Beaucoup dépendra de l’évolution de la guerre dans les prochains jours, mais d’ores et déjà cet épisode du très long conflit israélo-palestinien nous interpelle à plus d’un titre. Le problème entre Israël et le Hamas est une guerre locale (la bande de Gaza est un territoire de 360km², densément peuplé), avec des implications régionales et internationales. Si le Hamas comptait sur une société israélienne fracturée, il s’est trompé. Cet événement fait monter d’un cran le niveau de risques, déjà élevé, sur la région du Caucase du sud. Une escalade régionale impliquant l’Iran risquerait tout bonnement de faire de l’Arménie un dommage collatéral. Les travaux de fortifications du territoire, la coopération et la coordination avec les associations civiles de la défense doivent être menées de front avec les transformations stratégiques, doctrinales et militaires des Forces Armées arméniennes.
Beaucoup dépendra de l’évolution de la guerre dans les prochains jours, mais d’ores et déjà cet épisode du très long conflit israélo-palestinien nous interpelle à plus d’un titre. Le problème entre Israël et le Hamas est une guerre locale ( la bande de Gaza est un territoire de 360km², densément peuplé), avec des implications régionales et internationales. La préparation de l’attaque, qui a pris au dépourvu une armée et des services de renseignements parmi les plus efficaces au monde, démontre une nouvelle fois que l’invulnérabilité n’existe pas pour un pays vivant en situation de guerre permanente. Le Hamas, soutenu par des puissances étrangères actives, en particulier iraniennes, a préparé son opération soigneusement, utilisant des tactiques typiques de la partie faible dans une guerre asymétrique, comme par exemple les infiltrations en parapente. Contrairement cependant à une armée classique, digne de ce nom, les combattants du Hamas sont des terroristes qui une fois en territoire ennemi ont pour objectif de commettre à grande échelle des actes d’une sauvagerie inhumaine, fiers de faire couler le sang des civils, semer la terreur, torturer des familles, décapiter des bébés. Ce qui n’empêche pas les forces armées de certains Etats – les Arméniens en savent quelque chose- de se comporter comme ces mêmes terroristes –et de faire appel à eux, au besoin, comme en 2020-, coupant des oreilles, des têtes, torturant des enfants, violant et démembrant des femmes. La différence tient dans la qualification donnée par la communauté internationale : « terroristes avec qui on ne discute pas », d’un côté ; « partenaire fiable » de l’autre.

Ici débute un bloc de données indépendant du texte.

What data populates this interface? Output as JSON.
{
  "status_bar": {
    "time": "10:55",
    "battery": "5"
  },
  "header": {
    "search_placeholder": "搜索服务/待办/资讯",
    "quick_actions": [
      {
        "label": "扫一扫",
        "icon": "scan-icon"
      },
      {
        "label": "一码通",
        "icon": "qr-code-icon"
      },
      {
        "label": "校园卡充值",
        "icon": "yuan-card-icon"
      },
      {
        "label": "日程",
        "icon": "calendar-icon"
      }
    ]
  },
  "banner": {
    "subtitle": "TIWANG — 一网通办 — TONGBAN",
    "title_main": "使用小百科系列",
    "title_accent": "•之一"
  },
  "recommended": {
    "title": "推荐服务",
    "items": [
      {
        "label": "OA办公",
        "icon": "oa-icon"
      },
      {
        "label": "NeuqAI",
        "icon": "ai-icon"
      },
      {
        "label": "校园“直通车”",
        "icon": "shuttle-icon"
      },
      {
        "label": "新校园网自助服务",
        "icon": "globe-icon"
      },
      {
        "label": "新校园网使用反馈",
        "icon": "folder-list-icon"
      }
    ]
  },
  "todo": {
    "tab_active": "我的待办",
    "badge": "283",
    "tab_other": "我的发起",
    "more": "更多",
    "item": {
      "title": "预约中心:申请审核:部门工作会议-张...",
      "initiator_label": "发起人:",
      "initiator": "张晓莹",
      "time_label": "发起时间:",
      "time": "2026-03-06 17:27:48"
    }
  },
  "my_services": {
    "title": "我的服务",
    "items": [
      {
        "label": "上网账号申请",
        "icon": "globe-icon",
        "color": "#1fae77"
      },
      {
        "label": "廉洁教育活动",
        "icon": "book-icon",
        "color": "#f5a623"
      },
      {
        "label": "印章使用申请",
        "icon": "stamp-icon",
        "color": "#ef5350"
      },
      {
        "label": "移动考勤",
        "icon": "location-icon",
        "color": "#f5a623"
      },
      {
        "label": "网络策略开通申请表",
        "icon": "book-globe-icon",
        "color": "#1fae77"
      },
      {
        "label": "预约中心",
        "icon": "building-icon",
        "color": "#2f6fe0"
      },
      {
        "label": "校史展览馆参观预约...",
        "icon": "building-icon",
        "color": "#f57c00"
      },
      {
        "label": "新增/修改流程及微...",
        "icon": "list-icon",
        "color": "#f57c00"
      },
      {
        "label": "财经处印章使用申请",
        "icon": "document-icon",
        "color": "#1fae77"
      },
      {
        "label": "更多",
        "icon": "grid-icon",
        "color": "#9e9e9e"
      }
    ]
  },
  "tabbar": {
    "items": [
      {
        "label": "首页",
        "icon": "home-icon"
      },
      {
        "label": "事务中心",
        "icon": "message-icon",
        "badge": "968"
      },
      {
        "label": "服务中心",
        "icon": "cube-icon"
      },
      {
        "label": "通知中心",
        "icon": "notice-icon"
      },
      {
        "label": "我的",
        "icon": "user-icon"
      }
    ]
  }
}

Les défenseurs de la cause palestinienne, qui réclament à juste titre le droit à un Etat palestinien, n’ont pas dans le Hamas un allié mais un adversaire de leur cause.
Terroriser pour paralyser, l’objectif est bien connu. C’était sans compter la capacité de mobilisation de la société et de la classe politique israéliennes, dont je souhaiterais qu’elle nous inspire. Si le Hamas comptait sur une société israélienne fracturée, il s’est trompé. Alors que des manifestations contre les réformes du système judiciaire engagées par le Premier Ministre Netanyahu rassemblaient des centaines voire des milliers de citoyens israéliens chaque semaine depuis des mois, tous se sont tus face à l’agression contre leur pays. Sur invitation du Premier Ministre, les partis d’opposition ont fait l’union pour faire face à la guerre. Le temps de la politique et des comptes viendra une fois la crise passée, et Bibi y laissera peut-être son poste. Mais ce sera pour après.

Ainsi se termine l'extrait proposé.